The three-way collar hedging plan is a way to reduce the cost of hedging by selling a put option at a very low price. This puts the company at a higher risk in case of a crash in the natural gas market. Could this scenario occur? Recall that back in the winter of 2012 the price of natural gas fell to $2. Therefore, even though this scenario isn't likely, it's possible. In such a case, the company will not only pay for its derivatives loss, it will also reach much lower revenue from its natural gas operations -- i.e. it will lose on both fronts. For Anadarko Petroleum, unlike Chesapeake Energy, the added risk is smaller because the former hedged a smaller amount of its quota.

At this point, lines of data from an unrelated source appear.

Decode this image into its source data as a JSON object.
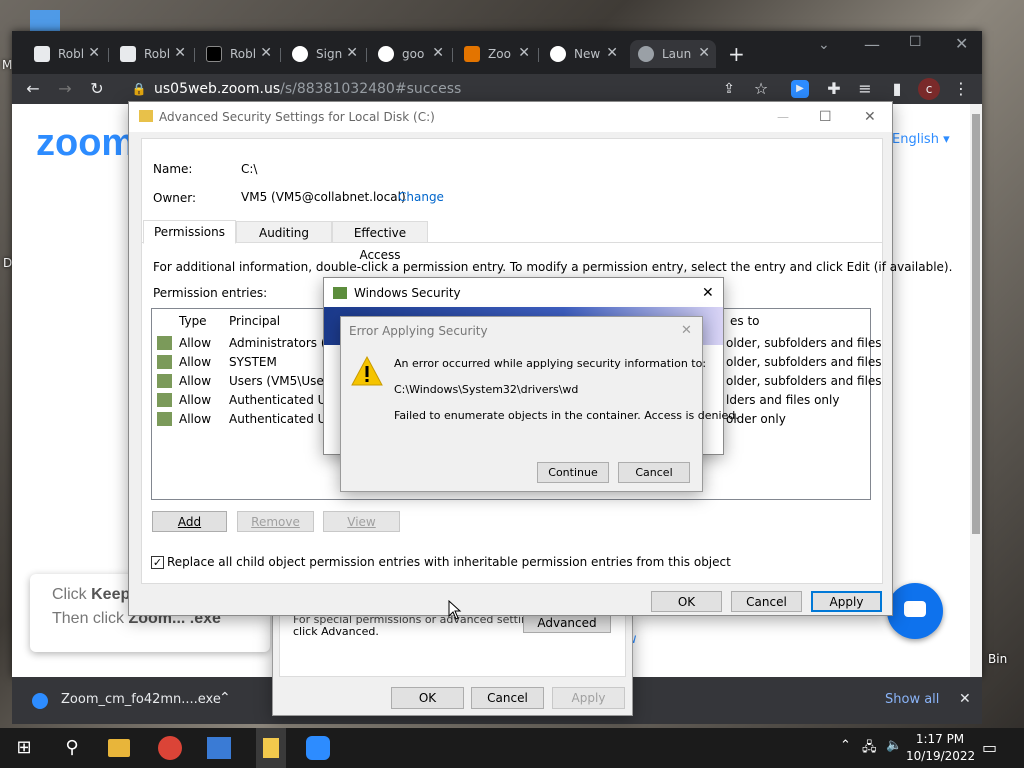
{
  "desktop": {
    "left_label": "M",
    "left_label2": "D",
    "recycle_label": "Bin"
  },
  "browser": {
    "tabs": [
      {
        "label": "Robl",
        "icon": "roblox-icon",
        "color": "#e8eaed"
      },
      {
        "label": "Robl",
        "icon": "roblox-icon",
        "color": "#e8eaed"
      },
      {
        "label": "Robl",
        "icon": "roblox-icon",
        "color": "#222222"
      },
      {
        "label": "Sign",
        "icon": "google-icon",
        "color": "#ffffff"
      },
      {
        "label": "goo",
        "icon": "google-icon",
        "color": "#ffffff"
      },
      {
        "label": "Zoo",
        "icon": "zoom-icon",
        "color": "#e37400"
      },
      {
        "label": "New",
        "icon": "chrome-icon",
        "color": "#ffffff"
      },
      {
        "label": "Laun",
        "icon": "globe-icon",
        "color": "#9aa0a6"
      }
    ],
    "new_tab": "+",
    "url_domain": "us05web.zoom.us",
    "url_path": "/s/88381032480#success",
    "profile_initial": "c",
    "page": {
      "logo": "zoom",
      "language": "English ▾",
      "banner_line1_a": "Click ",
      "banner_line1_b": "Keep",
      "banner_line2_a": "Then click ",
      "banner_line2_b": "Zoom... .exe",
      "side_link": "w"
    },
    "download": {
      "file": "Zoom_cm_fo42mn....exe",
      "show_all": "Show all",
      "close": "✕"
    }
  },
  "advanced_security": {
    "title": "Advanced Security Settings for Local Disk (C:)",
    "name_label": "Name:",
    "name_value": "C:\\",
    "owner_label": "Owner:",
    "owner_value": "VM5 (VM5@collabnet.local)",
    "change_link": "Change",
    "tabs": [
      "Permissions",
      "Auditing",
      "Effective Access"
    ],
    "info_text": "For additional information, double-click a permission entry. To modify a permission entry, select the entry and click Edit (if available).",
    "entries_label": "Permission entries:",
    "columns": [
      "Type",
      "Principal",
      "es to"
    ],
    "rows": [
      {
        "type": "Allow",
        "principal": "Administrators (VI",
        "applies": "older, subfolders and files"
      },
      {
        "type": "Allow",
        "principal": "SYSTEM",
        "applies": "older, subfolders and files"
      },
      {
        "type": "Allow",
        "principal": "Users (VM5\\Users)",
        "applies": "older, subfolders and files"
      },
      {
        "type": "Allow",
        "principal": "Authenticated Use",
        "applies": "lders and files only"
      },
      {
        "type": "Allow",
        "principal": "Authenticated Use",
        "applies": "older only"
      }
    ],
    "add": "Add",
    "remove": "Remove",
    "view": "View",
    "replace_text": "Replace all child object permission entries with inheritable permission entries from this object",
    "replace_checked": true,
    "ok": "OK",
    "cancel": "Cancel",
    "apply": "Apply"
  },
  "windows_security": {
    "title": "Windows Security"
  },
  "error_dialog": {
    "title": "Error Applying Security",
    "line1": "An error occurred while applying security information to:",
    "path": "C:\\Windows\\System32\\drivers\\wd",
    "line2": "Failed to enumerate objects in the container. Access is denied.",
    "continue": "Continue",
    "cancel": "Cancel"
  },
  "properties": {
    "text1": "For special permissions or advanced settings,",
    "text2": "click Advanced.",
    "advanced": "Advanced",
    "ok": "OK",
    "cancel": "Cancel",
    "apply": "Apply"
  },
  "taskbar": {
    "time": "1:17 PM",
    "date": "10/19/2022"
  }
}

Anadarko Petroleum has other hedging plans, including a swap contract, in which the price is set at $4.26. This hedge also accounts for roughly 20% of the company's total quota. This type of hedge doesn't allow Anadarko Petroleum to benefit from the rise in natural gas prices above $4.26. But this strategy reduces the company's risk from the fluctuations in natural gas prices and doesn't add additional risk like the three way collar does.
Anadarko Petroleum is taking unnecessary risk by using the three way collar strategy on its natural gas operations. Investors who seek to purchase this company's stock should take into account this added risk, the limitation the company has when natural gas prices rally, and the potential rise in losses when prices tumble.